Hey guys.
I'm trying to prove that u.v=|u||v|cos(theta) without using the law of cosines.
But rather by showing it with the law of cosines I want to use a triangle like this:
hypotenuse v, base proj v onto u, final side v - proj v onto u.
I feel really close in doing this but like I'm missing something.
I have (u.v)/(|u||v|)=cos(theta)
then
(u.v)/(|u||v|) = (proj v onto u)/v
but can't get the next step. writing out (proj v onto u) as the definition of orthogonal projections (with the dot products) doesn't help me.
Has anyone done this before? It can be done, right?
I wish I took this shit in uni
please help
>>8596951
You have it backwards.
[math]cos (\theta) = adj/hyp [\math]
implies u.v is adj.
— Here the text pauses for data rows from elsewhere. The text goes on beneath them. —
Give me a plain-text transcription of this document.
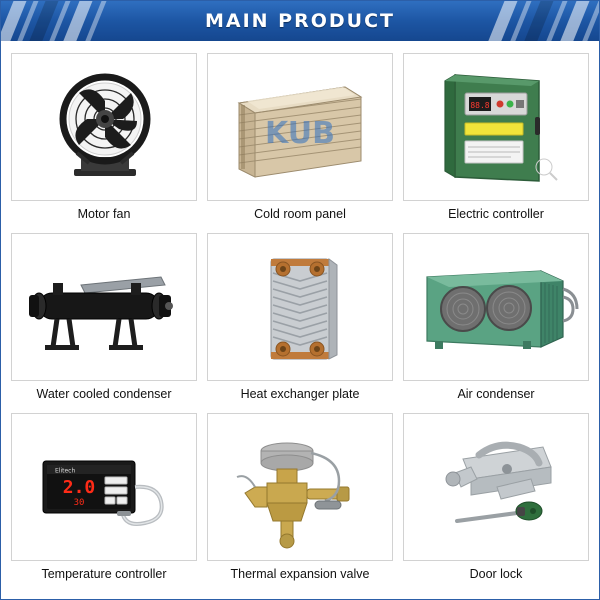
MAIN PRODUCT
Motor fan
KUB
Cold room panel
88.8
Electric controller
Water cooled condenser	Heat exchanger plate	Air condenser
Elitech
2.0
30
Temperature controller	Thermal expansion valve	Door lock
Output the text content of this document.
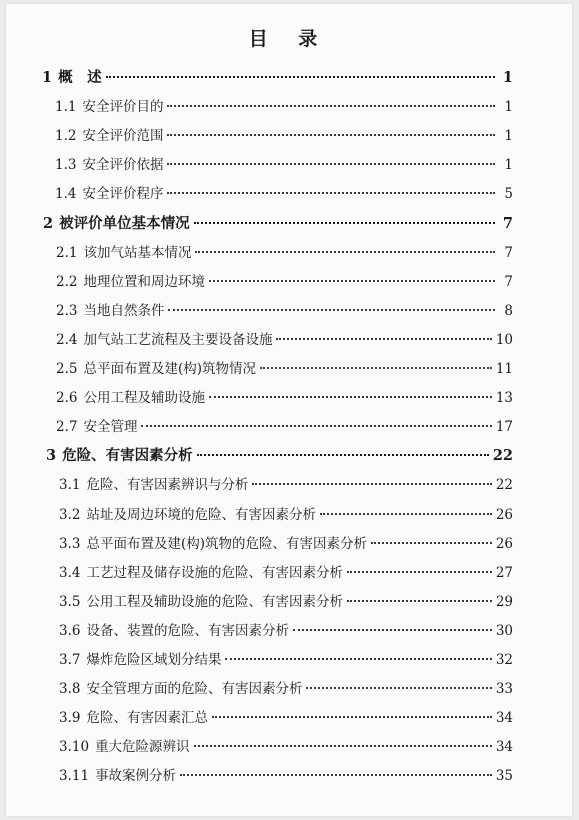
目 录
1 概　述	1
1.1 安全评价目的	1
1.2 安全评价范围	1
1.3 安全评价依据	1
1.4 安全评价程序	5
2 被评价单位基本情况	7
2.1 该加气站基本情况	7
2.2 地理位置和周边环境	7
2.3 当地自然条件	8
2.4 加气站工艺流程及主要设备设施	10
2.5 总平面布置及建(构)筑物情况	11
2.6 公用工程及辅助设施	13
2.7 安全管理	17
3 危险、有害因素分析	22
3.1 危险、有害因素辨识与分析	22
3.2 站址及周边环境的危险、有害因素分析	26
3.3 总平面布置及建(构)筑物的危险、有害因素分析	26
3.4 工艺过程及储存设施的危险、有害因素分析	27
3.5 公用工程及辅助设施的危险、有害因素分析	29
3.6 设备、装置的危险、有害因素分析	30
3.7 爆炸危险区域划分结果	32
3.8 安全管理方面的危险、有害因素分析	33
3.9 危险、有害因素汇总	34
3.10 重大危险源辨识	34
3.11 事故案例分析	35
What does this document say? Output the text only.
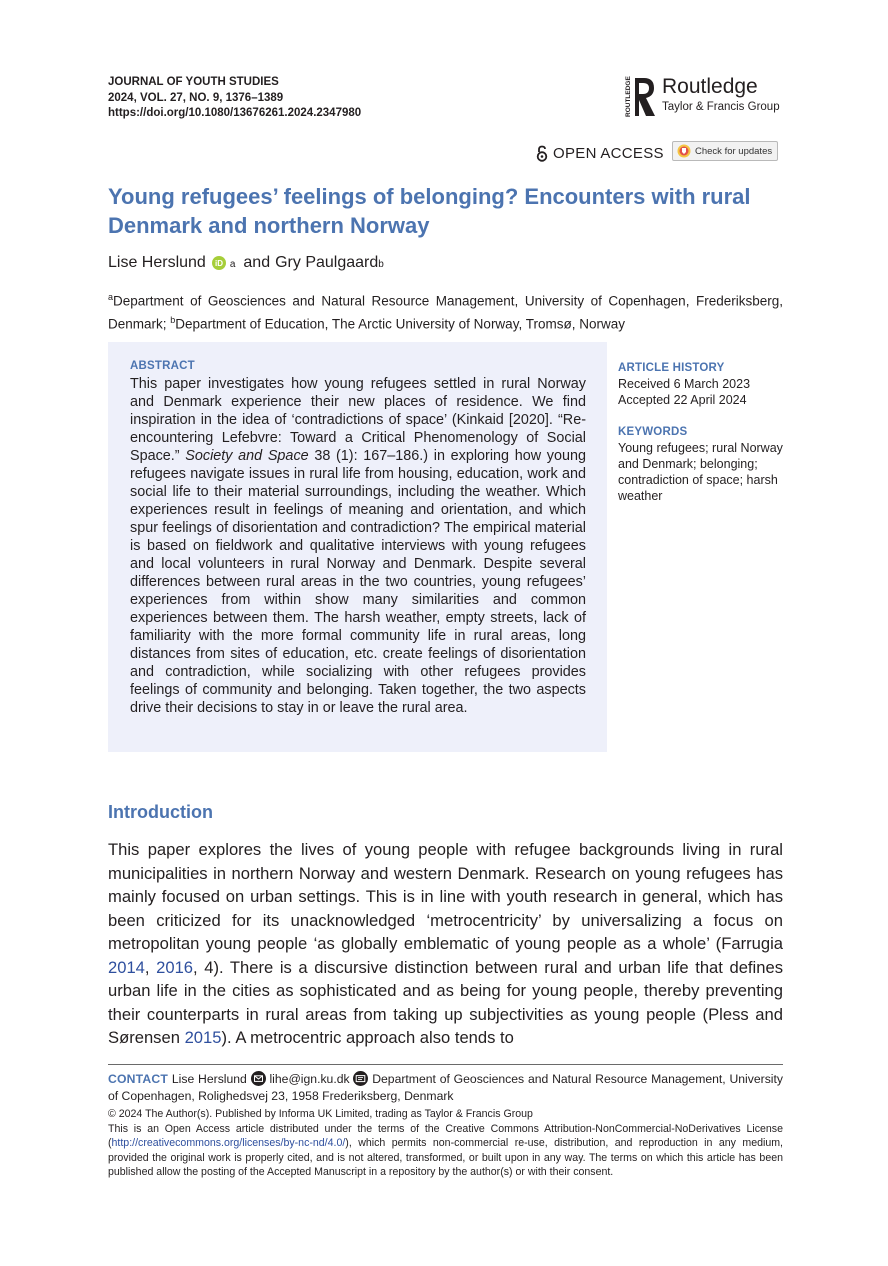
JOURNAL OF YOUTH STUDIES
2024, VOL. 27, NO. 9, 1376–1389
https://doi.org/10.1080/13676261.2024.2347980	ROUTLEDGE Routledge
Taylor & Francis Group
OPEN ACCESS	Check for updates
Young refugees’ feelings of belonging? Encounters with rural Denmark and northern Norway
Lise Herslund iD a and Gry Paulgaard b
$^a$Department of Geosciences and Natural Resource Management, University of Copenhagen, Frederiksberg, Denmark; $^b$Department of Education, The Arctic University of Norway, Tromsø, Norway
ABSTRACT
This paper investigates how young refugees settled in rural Norway and Denmark experience their new places of residence. We find inspiration in the idea of ‘contradictions of space’ (Kinkaid [2020]. “Re-encountering Lefebvre: Toward a Critical Phenomenology of Social Space.” Society and Space 38 (1): 167–186.) in exploring how young refugees navigate issues in rural life from housing, education, work and social life to their material surroundings, including the weather. Which experiences result in feelings of meaning and orientation, and which spur feelings of disorientation and contradiction? The empirical material is based on fieldwork and qualitative interviews with young refugees and local volunteers in rural Norway and Denmark. Despite several differences between rural areas in the two countries, young refugees’ experiences from within show many similarities and common experiences between them. The harsh weather, empty streets, lack of familiarity with the more formal community life in rural areas, long distances from sites of education, etc. create feelings of disorientation and contradiction, while socializing with other refugees provides feelings of community and belonging. Taken together, the two aspects drive their decisions to stay in or leave the rural area.
ARTICLE HISTORY
Received 6 March 2023
Accepted 22 April 2024
KEYWORDS
Young refugees; rural Norway and Denmark; belonging; contradiction of space; harsh weather
Introduction
This paper explores the lives of young people with refugee backgrounds living in rural municipalities in northern Norway and western Denmark. Research on young refugees has mainly focused on urban settings. This is in line with youth research in general, which has been criticized for its unacknowledged ‘metrocentricity’ by universalizing a focus on metropolitan young people ‘as globally emblematic of young people as a whole’ (Farrugia 2014, 2016, 4). There is a discursive distinction between rural and urban life that defines urban life in the cities as sophisticated and as being for young people, thereby preventing their counterparts in rural areas from taking up subjectivities as young people (Pless and Sørensen 2015). A metrocentric approach also tends to
CONTACT Lise Herslund lihe@ign.ku.dk Department of Geosciences and Natural Resource Management, University of Copenhagen, Rolighedsvej 23, 1958 Frederiksberg, Denmark
© 2024 The Author(s). Published by Informa UK Limited, trading as Taylor & Francis Group
This is an Open Access article distributed under the terms of the Creative Commons Attribution-NonCommercial-NoDerivatives License (http://creativecommons.org/licenses/by-nc-nd/4.0/), which permits non-commercial re-use, distribution, and reproduction in any medium, provided the original work is properly cited, and is not altered, transformed, or built upon in any way. The terms on which this article has been published allow the posting of the Accepted Manuscript in a repository by the author(s) or with their consent.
And ||u|| ||v|| is the hypotenuse
>>8596991
so you're telling me that
u.v = proj (v) onto (u)
and
||u|| ||v|| = v ?? that can't be right.
i have a right triangle drawn - imagine u on the x axis and v at (1,1).
THIS is what I'm trying to do
Can someone point out where I'm going wrong
Or how to continue
>>8597066
so i don't know if i'm right in using ||v|| instead of v when i re-write cosine
and i don't know what to do
someone please advise
>>8597066
>>8597077
>mgw covered this last lecture but can't help you excactly out
IIvII is just the length thus when you multiplicate a vector x with itself you get the actual length. https://en.wikipedia.org/wiki/Euclidean_norm
So when you want to measure the angle of 2 vectors you just gotta calculate a*b = IIaII * IIbII * (cos alpha sin alpha) * (cos beta sin beta).
other than thatyou can use the basis-vectors. But that's some insight that might help you maybe to get you going
isn't this sort of equivalent to proving the law of cosines?
>>8596951
Brainlet here.
what's the whole double bracketing for? Is that a double absolute value or something?
>>8597111
it means the magnitude or length of a vector
>>8596951
why not just pick a coordinate system where u_vec = (u,0,0). so u . v = u*v_1 and v_1 = ||v|| cos theta from the definition of cos.